Um die Betriebe bestmöglich informieren und unterstützen zu können, gliedert sich das bundesweite Kompetenzzentrum in fünf Schaufenster, die unterschiedliche Schwerpunkte haben. Diese sind:

Johanna Erlbacher ist Projektleiterin des Schaufensters Fertigung und Automatisierungstechnologien, das an der Handwerkskammer für Oberfranken angesiedelt ist, und damit Expertin für vernetzte Systeme, spezielle Softwarelösungen und viele weitere Themen.

Mit welchen Fragen und Herausforderungen treten Unternehmen an Sie heran und wo sehen Sie die größten Hemmschwellen zur Digitalisierung des Handwerks?

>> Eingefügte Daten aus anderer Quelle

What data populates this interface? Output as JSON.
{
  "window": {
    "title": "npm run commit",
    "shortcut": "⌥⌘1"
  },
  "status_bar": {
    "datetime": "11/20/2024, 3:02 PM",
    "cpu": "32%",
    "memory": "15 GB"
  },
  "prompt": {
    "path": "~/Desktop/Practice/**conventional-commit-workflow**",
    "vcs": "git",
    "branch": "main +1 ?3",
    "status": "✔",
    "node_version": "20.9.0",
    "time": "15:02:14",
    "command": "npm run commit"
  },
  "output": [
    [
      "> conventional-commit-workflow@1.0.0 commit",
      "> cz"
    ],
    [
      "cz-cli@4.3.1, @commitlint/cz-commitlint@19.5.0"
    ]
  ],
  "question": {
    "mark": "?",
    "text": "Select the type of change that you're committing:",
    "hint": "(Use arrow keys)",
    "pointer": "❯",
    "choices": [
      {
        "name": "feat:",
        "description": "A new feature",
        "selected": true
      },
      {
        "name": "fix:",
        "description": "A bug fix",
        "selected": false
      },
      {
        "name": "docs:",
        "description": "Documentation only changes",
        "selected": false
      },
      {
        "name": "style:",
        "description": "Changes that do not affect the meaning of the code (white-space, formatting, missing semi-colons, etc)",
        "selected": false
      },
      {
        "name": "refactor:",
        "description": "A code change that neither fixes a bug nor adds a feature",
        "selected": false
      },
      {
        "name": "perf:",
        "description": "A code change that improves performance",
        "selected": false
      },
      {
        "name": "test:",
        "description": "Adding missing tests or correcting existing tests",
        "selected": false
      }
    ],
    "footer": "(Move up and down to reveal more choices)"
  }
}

Johanna Erlbacher: Das Handwerk ist so vielschichtig, dass auch die Fragen und Herausforderungen, die sich uns stellen, tatsächlich sehr unterschiedlich und breit gefächert sind. Schließlich gehören Bäcker oder Metzger ebenso dazu, wie Feinwerkmechaniker oder Orthopädieschuhmacher, kleine Familienbetriebe wie auch 200 Mann und Frau starke Mittelständler. Daher sind die Anforderungen anders als in der Industrie. Übrigens ein Grund, warum wir lieber von Wirtschaft 4.0 sprechen – dieser Begriff umfasst viel, viel mehr.
Grob können wir die Anfragen in unserem Schaufenster sicher in die Themenkomplexe „Software-Lösungen für den Betriebsablauf“ und neue „Maschinen“ bzw. Systeme, die im Rahmen der Fertigung im Betrieb eingeführt werden, untergliedern. Und die größte Herausforderung ist für das Handwerk tatsächlich die Zeit. Die Bücher sind so voll, dass es schwerfällt, sich den notwendigen Freiraum für Digitalisierungsmaßnahmen zu schaffen. Und da braucht es im ersten Schritt sicher Zeit, um sich grundlegende Gedanken zu machen.

Wo steht das deutsche Handwerk Ihrer Einschätzung nach – noch ganz am Anfang oder schon auf einem guten Weg in Richtung Industrie 4.0?

Johanna Erlbacher: Das Handwerk hat sich längst auf den Weg gemacht, teils schon bevor das Schlagwort Wirtschaft 4.0 gefunden wurde. Innovationen sind im Handwerk tatsächlich vielfach täglich Brot. Allerdings war der Ansatz zu Beginn nicht immer strategisch genug, eher an Einzelfällen und Anwendungen ausgerichtet. Inzwischen aber ist sich im Handwerk der größte Teil bewusst, dass die Digitalisierung vor allem in den Prozessen des Betriebsablaufes umgesetzt werden muss – wie weit der einzelne Betrieb den Weg schon gegangen ist, ist aber individuell.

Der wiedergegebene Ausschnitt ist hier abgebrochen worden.